Two springs of force constants 300 N/m (springs A) and 400 N/m (spring B ) are joined together in series. The combination is compressed by 8.75 cm. The ratio of energy stored in A and B is $\frac{{\mathrm{E}}_{\mathrm{A}}}{{\mathrm{E}}_{\mathrm{B}}}.$ The $\frac{{\mathrm{E}}_{\mathrm{A}}}{{\mathrm{E}}_{\mathrm{B}}}$ is equal to

Given,

The displacement of spring A, ${\mathrm{d}}_{\mathrm{a}}=\mathrm{kx}=300{\mathrm{x}}_{\mathrm{a}}$

The displacement of spring  B, ${\mathrm{d}}_{\mathrm{b}}=400{\mathrm{x}}_{\mathrm{b}}$

${\mathrm{x}}_{\mathrm{a}}+{\mathrm{x}}_{\mathrm{b}}=8.75\mathrm{cm}=0.0875\mathrm{m\_\_\_\_\_\_\_}\left(1\right)$

The load borne by springs connected in series is the same as the load given to the series as a whole.

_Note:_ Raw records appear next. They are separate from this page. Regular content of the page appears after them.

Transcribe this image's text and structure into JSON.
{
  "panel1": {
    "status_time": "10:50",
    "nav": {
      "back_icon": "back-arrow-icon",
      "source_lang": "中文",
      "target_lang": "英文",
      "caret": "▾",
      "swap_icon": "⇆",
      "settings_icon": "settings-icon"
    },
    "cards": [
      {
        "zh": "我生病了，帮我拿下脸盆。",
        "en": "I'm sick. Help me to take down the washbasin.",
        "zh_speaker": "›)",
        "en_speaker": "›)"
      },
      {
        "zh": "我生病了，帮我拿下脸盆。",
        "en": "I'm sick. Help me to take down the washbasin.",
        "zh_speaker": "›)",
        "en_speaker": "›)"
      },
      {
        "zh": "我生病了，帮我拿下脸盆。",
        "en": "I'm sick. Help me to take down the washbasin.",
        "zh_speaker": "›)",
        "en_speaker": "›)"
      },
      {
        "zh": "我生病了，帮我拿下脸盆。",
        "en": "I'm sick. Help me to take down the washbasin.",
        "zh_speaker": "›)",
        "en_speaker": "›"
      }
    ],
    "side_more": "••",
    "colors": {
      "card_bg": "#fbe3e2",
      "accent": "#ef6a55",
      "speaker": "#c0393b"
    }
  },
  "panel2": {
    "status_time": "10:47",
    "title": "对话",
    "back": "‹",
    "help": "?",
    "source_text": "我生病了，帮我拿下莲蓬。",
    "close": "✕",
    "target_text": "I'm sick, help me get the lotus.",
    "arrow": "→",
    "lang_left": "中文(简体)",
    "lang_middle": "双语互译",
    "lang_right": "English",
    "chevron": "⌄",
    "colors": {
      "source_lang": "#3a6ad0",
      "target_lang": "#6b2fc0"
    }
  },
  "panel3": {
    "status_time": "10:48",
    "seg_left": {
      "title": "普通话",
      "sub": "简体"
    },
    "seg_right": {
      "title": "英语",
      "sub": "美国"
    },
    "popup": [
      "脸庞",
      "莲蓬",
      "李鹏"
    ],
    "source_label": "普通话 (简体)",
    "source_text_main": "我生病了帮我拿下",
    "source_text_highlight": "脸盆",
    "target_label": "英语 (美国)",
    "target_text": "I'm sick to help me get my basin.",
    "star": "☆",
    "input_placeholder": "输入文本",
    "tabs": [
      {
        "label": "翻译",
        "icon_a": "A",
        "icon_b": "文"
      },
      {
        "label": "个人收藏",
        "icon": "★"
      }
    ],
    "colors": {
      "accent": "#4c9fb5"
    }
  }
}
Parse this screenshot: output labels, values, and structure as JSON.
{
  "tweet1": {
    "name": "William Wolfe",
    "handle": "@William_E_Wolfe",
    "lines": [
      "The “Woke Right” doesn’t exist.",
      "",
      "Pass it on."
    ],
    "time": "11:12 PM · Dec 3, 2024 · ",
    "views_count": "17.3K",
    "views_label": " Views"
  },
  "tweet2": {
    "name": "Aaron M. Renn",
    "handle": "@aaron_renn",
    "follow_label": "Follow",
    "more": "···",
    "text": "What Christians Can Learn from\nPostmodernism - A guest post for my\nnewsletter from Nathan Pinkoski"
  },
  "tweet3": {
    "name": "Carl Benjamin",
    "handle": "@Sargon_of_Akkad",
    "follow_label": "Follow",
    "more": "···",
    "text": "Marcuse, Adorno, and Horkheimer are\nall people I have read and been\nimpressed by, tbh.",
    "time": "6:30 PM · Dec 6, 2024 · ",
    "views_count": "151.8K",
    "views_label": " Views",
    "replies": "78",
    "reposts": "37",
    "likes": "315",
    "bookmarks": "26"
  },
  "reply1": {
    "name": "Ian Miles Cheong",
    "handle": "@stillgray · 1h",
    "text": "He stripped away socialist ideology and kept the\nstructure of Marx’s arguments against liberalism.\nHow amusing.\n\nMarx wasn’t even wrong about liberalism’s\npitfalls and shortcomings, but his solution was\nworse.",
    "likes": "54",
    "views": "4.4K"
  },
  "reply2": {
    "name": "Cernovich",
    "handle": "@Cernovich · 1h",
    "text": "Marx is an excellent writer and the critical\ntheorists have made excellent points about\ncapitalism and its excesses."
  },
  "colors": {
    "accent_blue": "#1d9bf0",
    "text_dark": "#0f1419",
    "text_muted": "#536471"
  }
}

$300{\mathrm{x}}_{\mathrm{a}}=400{\mathrm{x}}_{\mathrm{b}}\mathrm{\_\_\_\_\_}\left(2\right)$

solving equations 1 and 2,

$x_a=0.05m$

$x_b=0.0375m$

now the energy of the first spring,

$E_a=\frac{1}{2}\times 300\times 0.{05}^2\_\_\_\_\_\left(3\right)$

$E_b=\frac{1}{2}\times 400\times 0.{0375}^2\_\_\_\_\_\left(4\right)$

dividing equation 3 by 4,

$\frac{E_a}{E_b}=\frac{4}{3}$

Hence the correct answer is 4:3.